Ms. Mary Anyango Oluga


AKU-East Africa


This study investigated how the politics of teacher unions affect teacher benefits. The study sought to investigate the political strategies that teacher unions employ in order to fight for the benefits of teachers and the teachers’ awareness of these union activities. The study was carried out among teachers in public primary and secondary schools in Western Kenya in a county pseudonymized as New County. The respondents included classroom teachers in primary and secondary schools, school heads and principals as well as a teacher union official. This study adopted Dewey’s Pragmatic paradigm where workable methods are used for problem solving. A concurrent mixed method design was adopted so that both quantitative and qualitative data could be collected at the same time. This allowed for collection of both the feelings and attitudes of respondents as well as collection of a wide range of opinions from many respondents through survey for generalization. Quantitatively, 114 filled survey questionnaires were gathered from respondents with data on political strategies used by teacher unions, union accessibility to members, general feeling about unions by teachers and benefits that members derive from unions. 9 interviews with school heads and union leader were conducted to obtain the qualitative data. To triangulate the data collected, documents analysis of union correspondence and government documents was also carried out. Findings revealed that teacher unions effectively used both coercive and diplomatic strategies in fighting for benefits for teachers despite challenges that faced them.

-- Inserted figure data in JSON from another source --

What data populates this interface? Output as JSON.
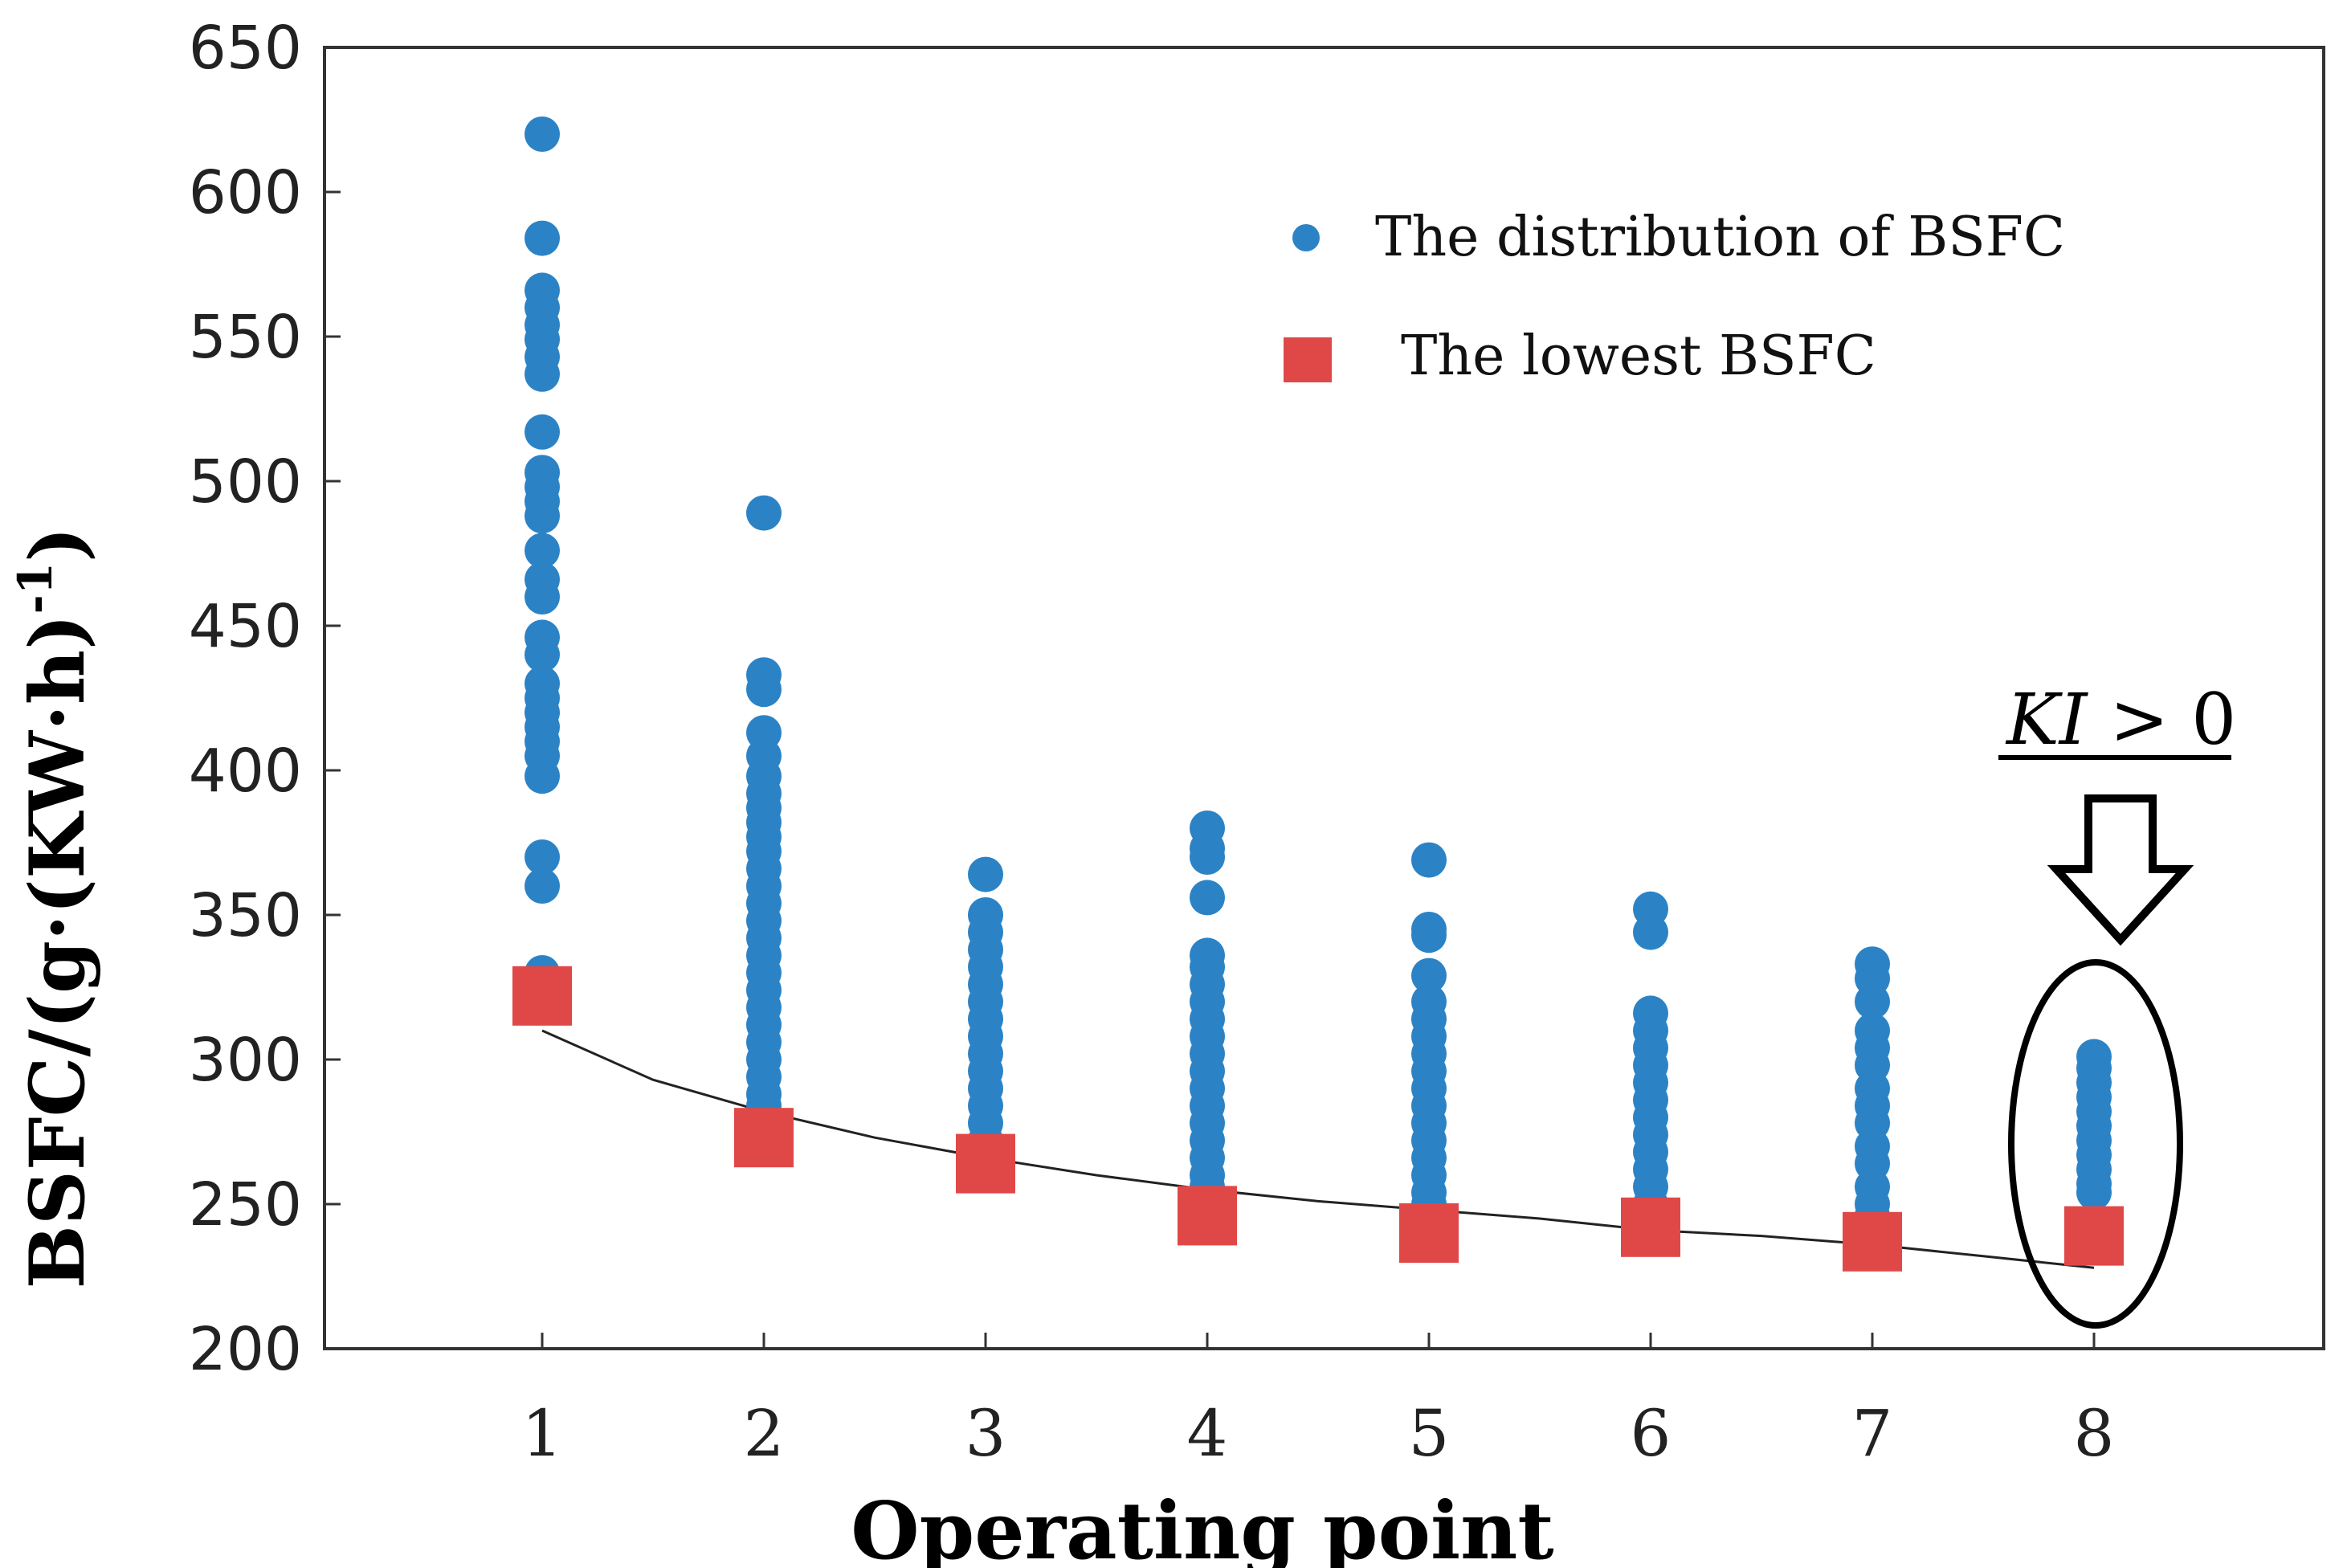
{
  "chart_data": {
    "type": "scatter",
    "xlabel": "Operating point",
    "ylabel": "BSFC/(g·(KW·h)",
    "ylabel_sup": "-1",
    "ylabel_close": ")",
    "ylim": [
      200,
      650
    ],
    "xlim": [
      0,
      8.4
    ],
    "grid": false,
    "legend_position": "top-right",
    "x_ticks": [
      "1",
      "2",
      "3",
      "4",
      "5",
      "6",
      "7",
      "8"
    ],
    "y_ticks": [
      "200",
      "250",
      "300",
      "350",
      "400",
      "450",
      "500",
      "550",
      "600",
      "650"
    ],
    "colors": {
      "distribution": "#2b83c6",
      "lowest": "#e04848",
      "curve": "#222222"
    },
    "series": [
      {
        "name": "The distribution of BSFC",
        "marker": "circle",
        "points": [
          {
            "x": 1,
            "values": [
              620,
              584,
              566,
              560,
              554,
              549,
              543,
              537,
              517,
              503,
              498,
              493,
              488,
              476,
              466,
              460,
              446,
              440,
              430,
              425,
              420,
              415,
              410,
              405,
              398,
              370,
              360,
              330
            ]
          },
          {
            "x": 2,
            "values": [
              489,
              433,
              428,
              413,
              405,
              398,
              392,
              387,
              382,
              377,
              372,
              366,
              360,
              354,
              348,
              342,
              336,
              330,
              324,
              318,
              312,
              306,
              300,
              294,
              288,
              284
            ]
          },
          {
            "x": 3,
            "values": [
              364,
              350,
              344,
              338,
              332,
              326,
              320,
              314,
              308,
              302,
              296,
              290,
              284,
              278,
              272,
              266
            ]
          },
          {
            "x": 4,
            "values": [
              380,
              373,
              370,
              356,
              336,
              332,
              326,
              320,
              314,
              308,
              302,
              296,
              290,
              284,
              278,
              272,
              266,
              260,
              256
            ]
          },
          {
            "x": 5,
            "values": [
              369,
              345,
              343,
              329,
              320,
              314,
              308,
              302,
              296,
              290,
              284,
              278,
              272,
              266,
              260,
              254,
              250
            ]
          },
          {
            "x": 6,
            "values": [
              352,
              344,
              316,
              310,
              304,
              298,
              292,
              286,
              280,
              274,
              268,
              262,
              256,
              250,
              245
            ]
          },
          {
            "x": 7,
            "values": [
              333,
              328,
              320,
              310,
              304,
              298,
              290,
              284,
              278,
              270,
              264,
              256,
              250,
              246
            ]
          },
          {
            "x": 8,
            "values": [
              301,
              297,
              292,
              287,
              282,
              277,
              272,
              267,
              262,
              257,
              254
            ]
          }
        ]
      },
      {
        "name": "The lowest BSFC",
        "marker": "square",
        "x": [
          1,
          2,
          3,
          4,
          5,
          6,
          7,
          8
        ],
        "values": [
          322,
          273,
          264,
          246,
          240,
          242,
          237,
          239
        ]
      }
    ],
    "trend_curve": {
      "x": [
        1,
        1.5,
        2,
        2.5,
        3,
        3.5,
        4,
        4.5,
        5,
        5.5,
        6,
        6.5,
        7,
        7.5,
        8
      ],
      "values": [
        310,
        293,
        282,
        273,
        266,
        260,
        255,
        251,
        248,
        245,
        241,
        239,
        236,
        232,
        228
      ]
    },
    "annotation": {
      "text_italic": "KI",
      "text_rest": " > 0",
      "target_x": 8
    }
  }
}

These political strategies included staging strikes and negotiating Collective Bargaining Agreements (CBA) that improved teachers’ salaries, allowances, health benefits among others. Findings revealed the political power of unions lie in numerical numbers of teachers and the financial resources from union dues. However, having observed that unions only recruit salaried members, I would recommend further research on the possibility of incorporating non-salaried teachers in order to give the union more power for negotiation.